Taipei, April 22 (CNA) The Cabinet-level Environmental Protection Administration (EPA) head has vowed that if it is decided via referendum to open the Fourth Nuclear Power Plant, which has been mothballed since 2015, he will resign.

If the people vote to have the nuclear power plant rather than the coal-fired Shen’ao Power Plant, “I will leave office,” said Lee Ying-yuan (李應元) in an interview with CNA on Friday.

According to Lee, people are “too oblivious” to remember their strong opposition to the use of nuclear power in the wake of the catastrophic Fukushima Daiichi nuclear accident in northeastern Japan in 2011, the world’s worst nuclear disaster since the Chernobyl accident of 1986.

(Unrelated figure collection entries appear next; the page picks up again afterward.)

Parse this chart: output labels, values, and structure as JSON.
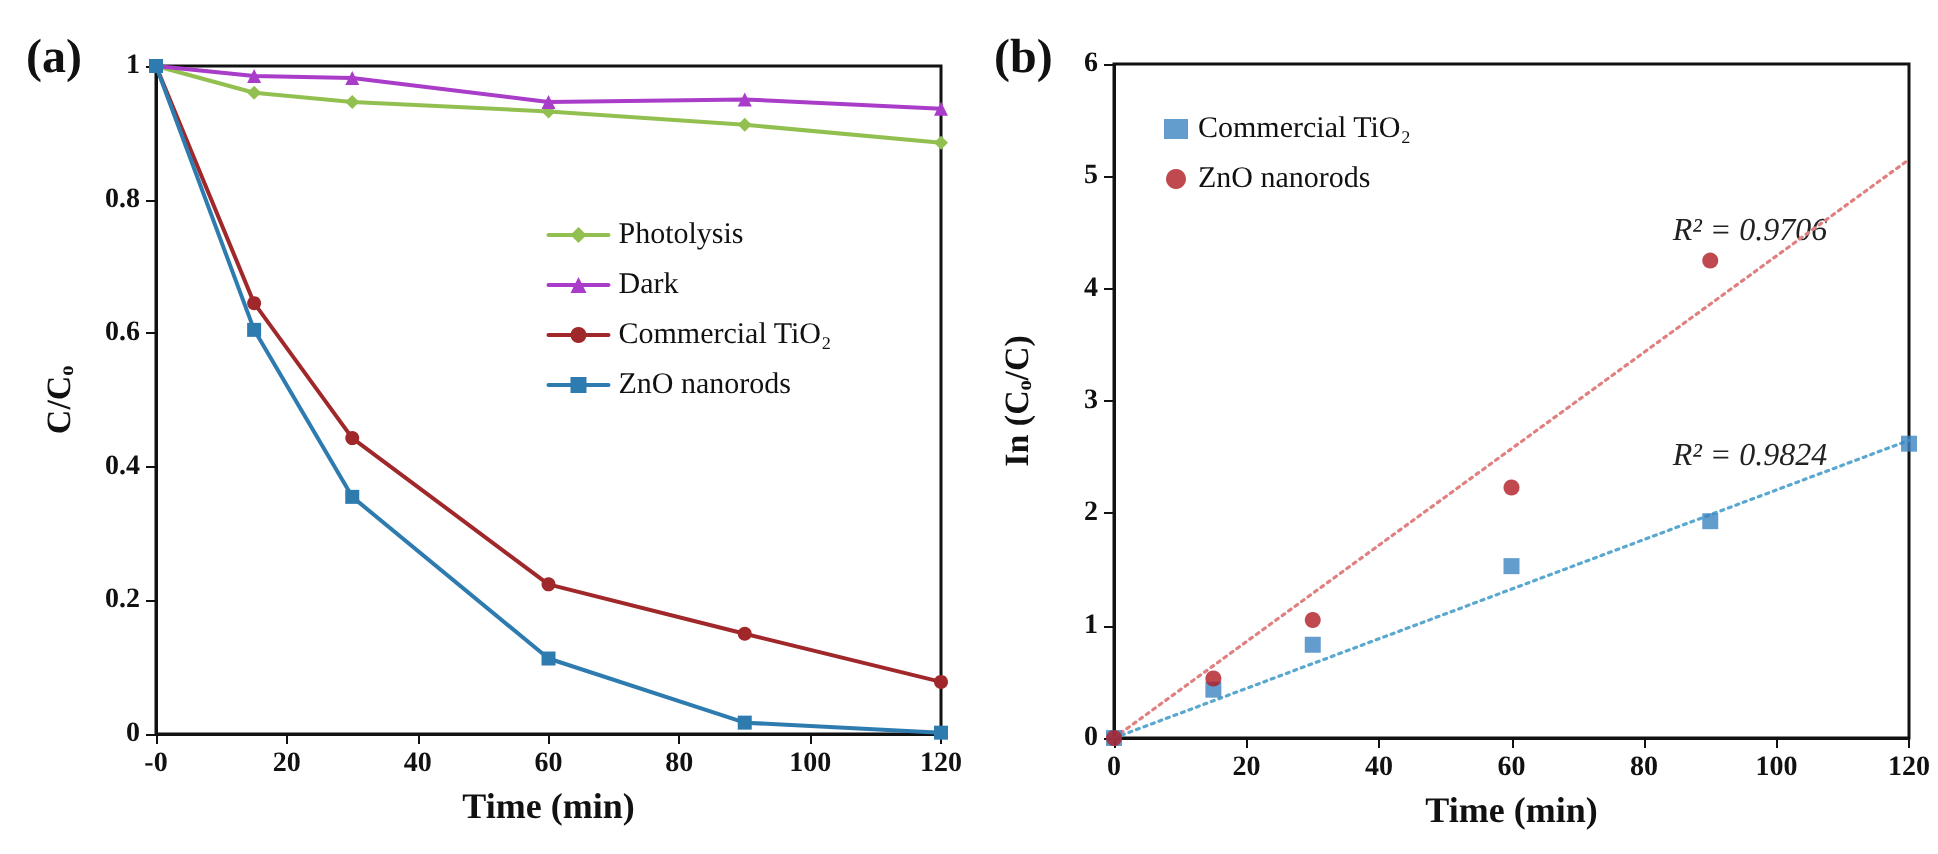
{
  "chart_data": [
    {
      "type": "line",
      "title": "(a)",
      "xlabel": "Time (min)",
      "ylabel": "C/Cₒ",
      "x": [
        0,
        15,
        30,
        60,
        90,
        120
      ],
      "xlim": [
        0,
        120
      ],
      "xticks": [
        {
          "value": 0,
          "label": "-0"
        },
        20,
        40,
        60,
        80,
        100,
        120
      ],
      "ylim": [
        0,
        1
      ],
      "yticks": [
        0,
        0.2,
        0.4,
        0.6,
        0.8,
        1
      ],
      "grid": false,
      "legend": "top right",
      "line_style": "solid",
      "series": [
        {
          "name": "Photolysis",
          "color": "#92c050",
          "marker": "diamond",
          "values": [
            1,
            0.96,
            0.946,
            0.932,
            0.912,
            0.885
          ]
        },
        {
          "name": "Dark",
          "color": "#a93cc8",
          "marker": "triangle",
          "values": [
            1,
            0.985,
            0.982,
            0.946,
            0.95,
            0.936
          ]
        },
        {
          "name": "Commercial TiO₂",
          "color": "#a0282a",
          "marker": "circle",
          "values": [
            1,
            0.645,
            0.443,
            0.224,
            0.15,
            0.078
          ]
        },
        {
          "name": "ZnO nanorods",
          "color": "#2e7bb0",
          "marker": "square",
          "values": [
            1,
            0.605,
            0.355,
            0.113,
            0.017,
            0.002
          ]
        }
      ]
    },
    {
      "type": "scatter",
      "title": "(b)",
      "xlabel": "Time (min)",
      "ylabel": "In (Cₒ/C)",
      "x": [
        0,
        15,
        30,
        60,
        90,
        120
      ],
      "xlim": [
        0,
        120
      ],
      "xticks": [
        0,
        20,
        40,
        60,
        80,
        100,
        120
      ],
      "ylim": [
        0,
        6
      ],
      "yticks": [
        0,
        1,
        2,
        3,
        4,
        5,
        6
      ],
      "grid": false,
      "legend": "top left",
      "annotations": [
        "R² = 0.9706",
        "R² = 0.9824"
      ],
      "series": [
        {
          "name": "Commercial TiO₂",
          "color": "#3c85c0",
          "marker": "square",
          "values": [
            0,
            0.43,
            0.83,
            1.53,
            1.93,
            2.62
          ]
        },
        {
          "name": "ZnO nanorods",
          "color": "#b01c24",
          "marker": "circle",
          "x": [
            0,
            15,
            30,
            60,
            90
          ],
          "values": [
            0,
            0.53,
            1.05,
            2.23,
            4.25
          ]
        },
        {
          "type": "line",
          "color": "#e08080",
          "marker": "none",
          "line_style": "dotted",
          "x": [
            0,
            120
          ],
          "values": [
            0,
            5.15
          ]
        },
        {
          "type": "line",
          "color": "#5aa8d0",
          "marker": "none",
          "line_style": "dotted",
          "x": [
            0,
            120
          ],
          "values": [
            0,
            2.65
          ]
        }
      ]
    }
  ]
}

Now, people are blasting air pollution, with some calling for the use of nuclear power, a different path from the Tsai Ing-wen (蔡英文) administration’s goal of making Taiwan nuclear-free by 2025.

Lee said he would like to see whether or not those standing for nuclear power will continue to insist on their stance “once we publish again images featuring Toyko residents queuing in long lines to buy drinking water and Japan’s emperor kneeling” in a meeting with those displaced by the Daiichi nuclear disaster, Lee said.

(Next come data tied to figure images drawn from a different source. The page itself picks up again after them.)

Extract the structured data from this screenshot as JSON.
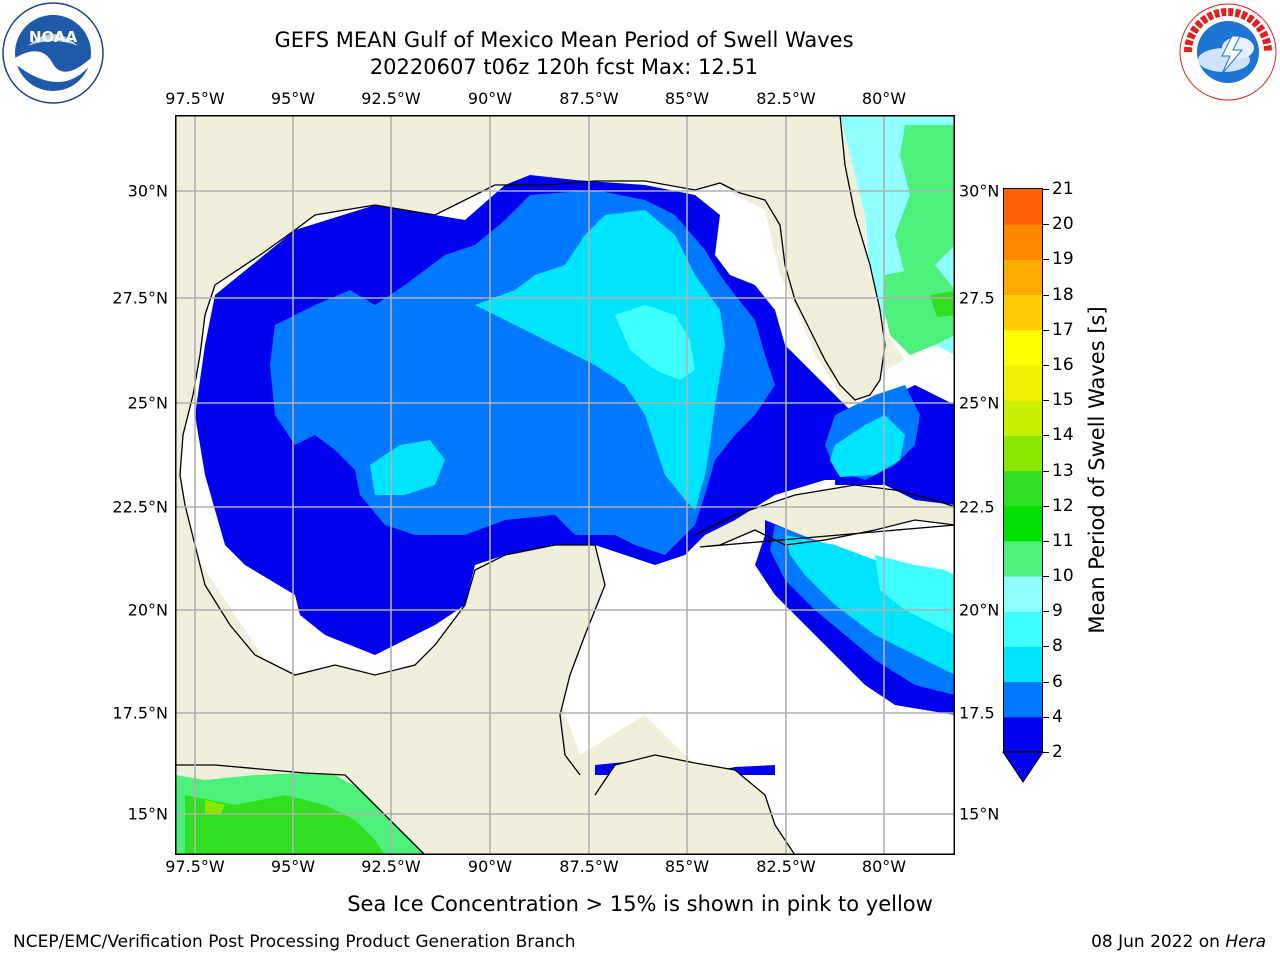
{
  "title": {
    "line1": "GEFS MEAN Gulf of Mexico Mean Period of Swell Waves",
    "line2": "20220607 t06z 120h fcst   Max: 12.51"
  },
  "logos": {
    "left": {
      "text": "NOAA",
      "ring": "NATIONAL OCEANIC AND ATMOSPHERIC ADMINISTRATION · U.S. DEPARTMENT OF COMMERCE",
      "icon": "noaa-logo-icon"
    },
    "right": {
      "ring": "NATIONAL WEATHER SERVICE",
      "icon": "nws-logo-icon"
    }
  },
  "map": {
    "lon_labels": [
      "97.5°W",
      "95°W",
      "92.5°W",
      "90°W",
      "87.5°W",
      "85°W",
      "82.5°W",
      "80°W"
    ],
    "lat_labels_left": [
      "30°N",
      "27.5°N",
      "25°N",
      "22.5°N",
      "20°N",
      "17.5°N",
      "15°N"
    ],
    "lat_labels_right": [
      "30°N",
      "27.5",
      "25°N",
      "22.5",
      "20°N",
      "17.5",
      "15°N"
    ],
    "land_color": "#efefdc",
    "grid_color": "#b0b0b0"
  },
  "colorbar": {
    "title": "Mean Period of Swell Waves [s]",
    "ticks": [
      "21",
      "20",
      "19",
      "18",
      "17",
      "16",
      "15",
      "14",
      "13",
      "12",
      "11",
      "10",
      "9",
      "8",
      "6",
      "4",
      "2"
    ],
    "colors": [
      "#0000f0",
      "#0078ff",
      "#00e5ff",
      "#40ffff",
      "#90ffff",
      "#4cf07a",
      "#00e000",
      "#30e020",
      "#88e800",
      "#c8f000",
      "#f0f000",
      "#ffff00",
      "#ffcc00",
      "#ffaa00",
      "#ff8800",
      "#ff6000",
      "#ff3800",
      "#ff0000"
    ]
  },
  "note": "Sea Ice Concentration > 15% is shown in pink to yellow",
  "footer": {
    "left": "NCEP/EMC/Verification Post Processing Product Generation Branch",
    "date": "08 Jun 2022 on ",
    "machine": "Hera"
  }
}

The minister cautioned that there are frequent earthquakes in Taiwan. In addition, safety controls are not always as stern as in Japan. For these reasons “nuclear disaster can absolutely not be allowed to happen here,” he said.

The request to activate the No. 4 nuclear power plant was raised by industrial and commercial organizations early this year to address the problem of insufficiency in electricity supply while air pollution continues to deteriorate.